Mangrove Snapper with Herbed Mustard Glaze

This story begins with a quest. Not just any quest, but a quest for wild-caught salmon on a busy Saturday grocery shopping trip, but it was nowhere to be found. My husband had read a very convincing article on the benefits of wild-caught salmon over farmed salmon and is now a convert. So I suggested Northwest Seafood, the best seafood market in Gainesville,  surely must have wild-caught salmon.

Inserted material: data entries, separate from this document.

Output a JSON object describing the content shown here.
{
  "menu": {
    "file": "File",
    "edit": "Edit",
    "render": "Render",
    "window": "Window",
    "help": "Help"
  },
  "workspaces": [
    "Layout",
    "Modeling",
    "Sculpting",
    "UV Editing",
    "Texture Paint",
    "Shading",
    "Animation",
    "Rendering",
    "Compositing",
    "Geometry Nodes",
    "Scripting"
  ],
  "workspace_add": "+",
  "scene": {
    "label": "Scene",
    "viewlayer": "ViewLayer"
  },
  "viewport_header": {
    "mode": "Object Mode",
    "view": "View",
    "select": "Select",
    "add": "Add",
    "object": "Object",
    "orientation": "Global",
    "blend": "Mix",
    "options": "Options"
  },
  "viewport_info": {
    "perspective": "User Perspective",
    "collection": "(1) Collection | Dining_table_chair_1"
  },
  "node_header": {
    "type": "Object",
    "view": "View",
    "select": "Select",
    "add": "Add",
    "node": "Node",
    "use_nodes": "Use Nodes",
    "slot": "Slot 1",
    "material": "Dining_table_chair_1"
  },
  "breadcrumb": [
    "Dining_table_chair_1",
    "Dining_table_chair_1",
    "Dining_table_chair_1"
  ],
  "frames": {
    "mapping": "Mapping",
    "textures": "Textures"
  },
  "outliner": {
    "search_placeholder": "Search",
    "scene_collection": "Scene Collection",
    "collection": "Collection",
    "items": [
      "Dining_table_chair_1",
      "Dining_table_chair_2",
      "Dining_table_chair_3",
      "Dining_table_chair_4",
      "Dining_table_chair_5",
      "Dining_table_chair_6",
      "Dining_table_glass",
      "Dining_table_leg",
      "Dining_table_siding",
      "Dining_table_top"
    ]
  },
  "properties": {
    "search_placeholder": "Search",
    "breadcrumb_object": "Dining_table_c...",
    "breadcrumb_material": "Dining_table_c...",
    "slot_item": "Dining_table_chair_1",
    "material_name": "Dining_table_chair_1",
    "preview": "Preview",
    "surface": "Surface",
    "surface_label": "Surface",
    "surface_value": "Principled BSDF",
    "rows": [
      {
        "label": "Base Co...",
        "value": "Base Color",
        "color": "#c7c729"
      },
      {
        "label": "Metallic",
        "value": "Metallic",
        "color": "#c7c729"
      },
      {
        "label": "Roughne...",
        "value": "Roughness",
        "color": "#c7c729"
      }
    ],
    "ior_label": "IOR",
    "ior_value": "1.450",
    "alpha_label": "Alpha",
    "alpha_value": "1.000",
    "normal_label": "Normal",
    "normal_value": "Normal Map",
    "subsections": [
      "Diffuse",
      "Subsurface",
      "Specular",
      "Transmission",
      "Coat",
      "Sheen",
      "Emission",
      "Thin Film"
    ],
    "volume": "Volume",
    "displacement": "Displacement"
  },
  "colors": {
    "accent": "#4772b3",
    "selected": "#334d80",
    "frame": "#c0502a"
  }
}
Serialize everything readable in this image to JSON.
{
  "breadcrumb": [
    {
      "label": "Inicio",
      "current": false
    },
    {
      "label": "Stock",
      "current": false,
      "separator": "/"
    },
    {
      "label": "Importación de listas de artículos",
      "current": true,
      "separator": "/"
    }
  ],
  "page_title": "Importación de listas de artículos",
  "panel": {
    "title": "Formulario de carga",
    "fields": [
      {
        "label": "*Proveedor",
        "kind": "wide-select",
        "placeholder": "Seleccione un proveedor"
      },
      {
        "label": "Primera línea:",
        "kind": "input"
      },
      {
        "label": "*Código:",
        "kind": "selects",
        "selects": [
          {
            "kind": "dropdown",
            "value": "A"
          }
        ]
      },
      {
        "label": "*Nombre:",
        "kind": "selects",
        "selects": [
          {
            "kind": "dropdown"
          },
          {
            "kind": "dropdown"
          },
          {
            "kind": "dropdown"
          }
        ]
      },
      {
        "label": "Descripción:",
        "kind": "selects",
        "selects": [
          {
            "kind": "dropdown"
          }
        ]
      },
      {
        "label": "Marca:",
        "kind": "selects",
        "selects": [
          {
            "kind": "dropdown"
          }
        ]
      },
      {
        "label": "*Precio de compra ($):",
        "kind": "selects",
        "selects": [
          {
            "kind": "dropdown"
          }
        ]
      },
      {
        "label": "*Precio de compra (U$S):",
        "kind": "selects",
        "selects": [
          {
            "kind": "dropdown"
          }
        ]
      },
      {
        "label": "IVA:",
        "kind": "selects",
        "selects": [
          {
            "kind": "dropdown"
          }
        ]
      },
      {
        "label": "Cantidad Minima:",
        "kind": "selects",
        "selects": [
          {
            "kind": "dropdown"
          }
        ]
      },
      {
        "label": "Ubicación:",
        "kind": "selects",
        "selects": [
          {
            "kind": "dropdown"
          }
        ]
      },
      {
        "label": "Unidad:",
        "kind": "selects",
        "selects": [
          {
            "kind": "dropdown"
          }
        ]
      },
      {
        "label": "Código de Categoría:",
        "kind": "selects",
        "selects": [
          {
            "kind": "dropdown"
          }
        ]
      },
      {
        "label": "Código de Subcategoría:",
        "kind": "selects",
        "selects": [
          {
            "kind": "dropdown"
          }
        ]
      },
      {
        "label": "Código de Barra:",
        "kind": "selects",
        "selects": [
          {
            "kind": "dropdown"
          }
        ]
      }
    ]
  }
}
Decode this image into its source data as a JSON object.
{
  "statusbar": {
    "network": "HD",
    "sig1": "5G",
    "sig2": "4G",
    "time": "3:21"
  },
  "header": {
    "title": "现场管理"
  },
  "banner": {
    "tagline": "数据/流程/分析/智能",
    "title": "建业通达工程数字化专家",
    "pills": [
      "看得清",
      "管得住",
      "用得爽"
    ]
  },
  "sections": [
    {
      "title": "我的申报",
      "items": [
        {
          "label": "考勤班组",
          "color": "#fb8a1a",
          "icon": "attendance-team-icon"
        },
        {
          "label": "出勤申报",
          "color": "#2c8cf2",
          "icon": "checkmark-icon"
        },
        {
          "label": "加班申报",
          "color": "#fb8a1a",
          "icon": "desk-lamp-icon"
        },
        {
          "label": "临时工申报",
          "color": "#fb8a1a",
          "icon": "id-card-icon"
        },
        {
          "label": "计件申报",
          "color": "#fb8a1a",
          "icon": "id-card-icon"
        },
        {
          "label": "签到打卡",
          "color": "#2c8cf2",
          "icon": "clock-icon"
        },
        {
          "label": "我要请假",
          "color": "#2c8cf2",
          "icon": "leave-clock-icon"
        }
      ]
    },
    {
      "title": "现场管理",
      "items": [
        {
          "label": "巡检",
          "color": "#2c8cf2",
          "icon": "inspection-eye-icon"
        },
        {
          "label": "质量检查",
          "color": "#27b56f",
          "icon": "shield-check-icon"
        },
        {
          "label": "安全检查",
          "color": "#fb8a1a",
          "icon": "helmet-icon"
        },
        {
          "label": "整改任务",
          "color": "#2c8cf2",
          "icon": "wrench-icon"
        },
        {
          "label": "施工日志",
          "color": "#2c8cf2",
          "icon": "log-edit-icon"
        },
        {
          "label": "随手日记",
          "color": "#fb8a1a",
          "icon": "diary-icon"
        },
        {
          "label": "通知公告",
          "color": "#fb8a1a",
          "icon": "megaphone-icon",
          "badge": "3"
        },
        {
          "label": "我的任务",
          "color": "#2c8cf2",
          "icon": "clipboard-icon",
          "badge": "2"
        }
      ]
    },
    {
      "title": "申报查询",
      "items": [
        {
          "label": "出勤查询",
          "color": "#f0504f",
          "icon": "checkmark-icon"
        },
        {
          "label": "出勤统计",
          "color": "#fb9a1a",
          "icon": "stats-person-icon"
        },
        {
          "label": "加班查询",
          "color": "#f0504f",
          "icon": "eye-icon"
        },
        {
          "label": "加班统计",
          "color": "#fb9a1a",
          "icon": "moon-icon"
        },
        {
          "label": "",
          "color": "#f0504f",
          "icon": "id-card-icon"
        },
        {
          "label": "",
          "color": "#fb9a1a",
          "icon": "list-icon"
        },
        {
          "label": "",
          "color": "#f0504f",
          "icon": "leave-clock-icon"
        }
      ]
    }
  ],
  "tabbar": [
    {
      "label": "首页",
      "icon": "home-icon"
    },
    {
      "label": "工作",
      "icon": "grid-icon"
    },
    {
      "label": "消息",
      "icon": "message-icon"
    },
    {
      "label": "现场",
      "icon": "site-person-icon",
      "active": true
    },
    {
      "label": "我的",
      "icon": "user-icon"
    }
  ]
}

Alas, not even Northwest Seafood had any wild-caught salmon! Apparently salmon season hasn’t even started yet. So we looked at their other offerings, and of course I went straight to the whole fish counter as started pointing at random fish and asking questions. As usual, one of the fishermen was behind the counter and happy to answer my weird questions. I quickly chose a beautiful mangrove snapper caught off the shore of Yankeetown, exactly 63 miles away. I don’t know enough about fishing practices to tell you whether their fish is “sustainably caught”, but Northwest Seafood is the only place in town for local fish.


Cooking a whole fish is even easier than cooking steaks or fillets. Whole fish are much more forgiving. It’s easy to keep a whole fish moist and perfectly cooked, and honestly I think fish cooked on the bone tastes better.

Mangrove Snapper with Herbed Mustard Glaze

Glaze recipe inspired by this recipe.

1 3 lb whole Mangrove Snapper, scaled, gutted and “with a haircut” (fins removed)
olive oil
1/4 c fresh parsley, chopped
2-3 green onions, chopped
4 cloves of garlic, smashed and sliced
2 tbl dry white wine or white wine vinegar
2 tbl olive oil
1 tsp honey
2 tbl dijon mustard
2 tbl whole-grain or creole mustard
salt & pepper
1 lemon, sliced

Heat the oven to 425. Rinse the whole fish well in cold running water, inside and out, until the water runs clear. Check the skin for scales by  brushing the skin from tail to head with your fingers. Lay the fish out on a roasting pan. Brush 1 tbl of olive oil over the body of the fish, especially any flesh without skin on it. Sprinkle lightly with salt. Roast the fish for 10 minutes.

While the fish is roasting, make the sauce. Combine parsley through creole mustard in a small food processor or blender. Process until smooth. Taste for salt and pepper and add if necessary. After 10 minutes of roasting, remove the fish from the oven and spread half of the glaze on the body of the fish, just from the jaw to the tail. Then roast for a further 5-10 minutes or until the flesh near the backbone separates into flakes with a fork. Make sure to let the fish rest for a least 5 minutes before cutting into it.

With a fork and spatula, remove the upper fillet in two pieces, leaving the rib bones in place. Then grab the end of the backbone at the tail and pull up carefully to remove the backbone and head. Then remove the ribs from the lower fillet with the fork and serve the lower fillet with the rest of the sauce. Add a squeeze of lemon.


I served this with roasted carrots, sauteed swiss chard with butter and garlic, and steamed rice. Delicious!